It's OK for people to want cheap stuff. But to me when I see the insistence that to get it cheap it has to be made somewhere else, I think that belief comes from cynicism and from ignorance of history.
Like, the whole story of the Industrial Revolution is that we invested continually in technology, training, process and plant, and the cost of producing things as measured by both dollars and labor decreased by orders of magnitude. It never stopped. It kept on working right up until we stopped trying and shipped production overseas. In fact even though they have cheaper labor and don't care as much in some of these overseas locations, usually it STILL happens. Technology, training, process, machinery, all get better, per unit cost of production just keeps on falling. Bring it back to America and focus on these four things and it will happen in America again too.
The failure to see this comes from putting the bean counters in charge. A bean counter can't model innovation. They don't know if and when a 10x cost reduction is going to happen somewhere in the industry and then spread. It's not their job to know, and they don't care.

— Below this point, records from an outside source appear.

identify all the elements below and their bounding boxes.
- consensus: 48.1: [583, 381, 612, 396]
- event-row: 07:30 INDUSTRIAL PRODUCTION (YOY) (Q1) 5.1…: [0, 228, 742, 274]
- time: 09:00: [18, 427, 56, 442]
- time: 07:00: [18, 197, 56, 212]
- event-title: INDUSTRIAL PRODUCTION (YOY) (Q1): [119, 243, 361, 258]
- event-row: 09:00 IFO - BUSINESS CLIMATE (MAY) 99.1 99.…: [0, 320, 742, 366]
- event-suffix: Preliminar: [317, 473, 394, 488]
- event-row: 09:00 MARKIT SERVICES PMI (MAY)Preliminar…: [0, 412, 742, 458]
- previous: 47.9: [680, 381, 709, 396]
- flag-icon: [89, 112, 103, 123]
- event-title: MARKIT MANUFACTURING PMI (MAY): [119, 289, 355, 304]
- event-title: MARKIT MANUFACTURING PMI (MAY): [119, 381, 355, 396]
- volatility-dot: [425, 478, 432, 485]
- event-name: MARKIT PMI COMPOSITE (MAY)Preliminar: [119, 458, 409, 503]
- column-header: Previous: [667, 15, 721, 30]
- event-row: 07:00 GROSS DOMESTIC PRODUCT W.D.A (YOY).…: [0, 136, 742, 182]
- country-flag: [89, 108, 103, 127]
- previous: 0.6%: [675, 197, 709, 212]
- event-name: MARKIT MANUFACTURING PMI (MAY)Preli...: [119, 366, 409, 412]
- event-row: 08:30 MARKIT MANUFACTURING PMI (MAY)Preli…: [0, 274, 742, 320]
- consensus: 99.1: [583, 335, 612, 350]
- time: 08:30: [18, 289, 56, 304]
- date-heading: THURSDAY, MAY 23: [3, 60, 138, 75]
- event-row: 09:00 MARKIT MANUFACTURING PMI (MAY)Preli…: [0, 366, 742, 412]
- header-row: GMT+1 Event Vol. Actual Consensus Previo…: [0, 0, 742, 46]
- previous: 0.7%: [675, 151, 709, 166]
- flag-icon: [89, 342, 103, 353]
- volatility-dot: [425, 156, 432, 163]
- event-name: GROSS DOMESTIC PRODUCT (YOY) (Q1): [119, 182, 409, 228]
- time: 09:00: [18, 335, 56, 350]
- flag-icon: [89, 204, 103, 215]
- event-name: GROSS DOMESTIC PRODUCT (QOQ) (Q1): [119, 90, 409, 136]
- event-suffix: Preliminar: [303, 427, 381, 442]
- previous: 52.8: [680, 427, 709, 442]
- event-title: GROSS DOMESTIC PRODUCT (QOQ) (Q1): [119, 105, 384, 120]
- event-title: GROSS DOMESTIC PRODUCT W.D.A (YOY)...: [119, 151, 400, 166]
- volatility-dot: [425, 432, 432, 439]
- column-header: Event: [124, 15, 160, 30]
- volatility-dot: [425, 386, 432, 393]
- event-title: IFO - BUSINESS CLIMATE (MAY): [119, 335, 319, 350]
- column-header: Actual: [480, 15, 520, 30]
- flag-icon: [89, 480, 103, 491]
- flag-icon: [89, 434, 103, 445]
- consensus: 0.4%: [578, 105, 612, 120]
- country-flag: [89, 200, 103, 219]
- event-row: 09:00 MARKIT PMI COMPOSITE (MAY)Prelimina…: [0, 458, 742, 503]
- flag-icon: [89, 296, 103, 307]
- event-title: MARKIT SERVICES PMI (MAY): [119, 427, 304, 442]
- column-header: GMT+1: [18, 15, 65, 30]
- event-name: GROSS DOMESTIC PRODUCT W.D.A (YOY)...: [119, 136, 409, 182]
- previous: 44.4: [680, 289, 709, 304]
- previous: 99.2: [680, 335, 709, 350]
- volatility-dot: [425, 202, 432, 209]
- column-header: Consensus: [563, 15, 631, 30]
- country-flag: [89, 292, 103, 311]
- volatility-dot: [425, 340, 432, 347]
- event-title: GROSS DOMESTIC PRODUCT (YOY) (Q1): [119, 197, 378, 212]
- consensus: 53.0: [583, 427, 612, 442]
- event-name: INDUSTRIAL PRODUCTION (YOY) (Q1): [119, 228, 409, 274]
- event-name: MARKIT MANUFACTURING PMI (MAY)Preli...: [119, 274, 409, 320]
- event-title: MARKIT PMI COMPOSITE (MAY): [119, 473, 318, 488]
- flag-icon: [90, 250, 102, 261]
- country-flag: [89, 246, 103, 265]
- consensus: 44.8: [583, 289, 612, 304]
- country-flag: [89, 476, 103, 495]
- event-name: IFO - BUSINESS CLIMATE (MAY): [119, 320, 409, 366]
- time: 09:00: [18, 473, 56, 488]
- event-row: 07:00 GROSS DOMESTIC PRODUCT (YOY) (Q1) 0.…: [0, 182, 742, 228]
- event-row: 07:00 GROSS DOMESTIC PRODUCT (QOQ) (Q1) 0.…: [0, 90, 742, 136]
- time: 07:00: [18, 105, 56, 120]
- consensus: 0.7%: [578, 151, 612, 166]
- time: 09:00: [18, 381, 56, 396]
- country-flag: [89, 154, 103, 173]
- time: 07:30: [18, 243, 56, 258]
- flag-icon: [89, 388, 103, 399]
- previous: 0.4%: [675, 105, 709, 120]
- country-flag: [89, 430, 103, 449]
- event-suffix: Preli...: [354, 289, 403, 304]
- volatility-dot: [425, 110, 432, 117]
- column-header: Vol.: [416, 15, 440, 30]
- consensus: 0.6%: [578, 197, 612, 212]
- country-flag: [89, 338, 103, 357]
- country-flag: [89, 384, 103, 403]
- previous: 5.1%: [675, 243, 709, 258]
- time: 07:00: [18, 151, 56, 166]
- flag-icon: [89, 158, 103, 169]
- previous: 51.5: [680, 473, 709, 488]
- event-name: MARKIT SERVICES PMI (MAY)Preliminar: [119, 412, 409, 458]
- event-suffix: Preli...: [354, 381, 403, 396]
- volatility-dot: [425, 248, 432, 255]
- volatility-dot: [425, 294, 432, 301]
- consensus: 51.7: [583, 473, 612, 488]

They see they can slash a cost by 20% right now by sending those jobs and factories offshore so that's what they do.
In most industries in America today the cost of production is still getting cheaper, but what's ballooning is management and administrative costs. They've grown so much that consumer prices are actually going up even as the cost of the essential process of producing the thing has gone down. That's the bean counters replicating.
It's all smoke and mirrors and lies. The forces that drove industrialization never stopped working. End the IP regimes, actually make stuff again, fire the bean counters, create competition for the consumer dollar in places where it was all acquired and consolidated into oblivion. The innovators will step in, deploy the next generation of plant, train the next generation of workers, stuff will get cheaper, and wages will actually be decent to boot because new and better processes create demand for new and scarcer skills.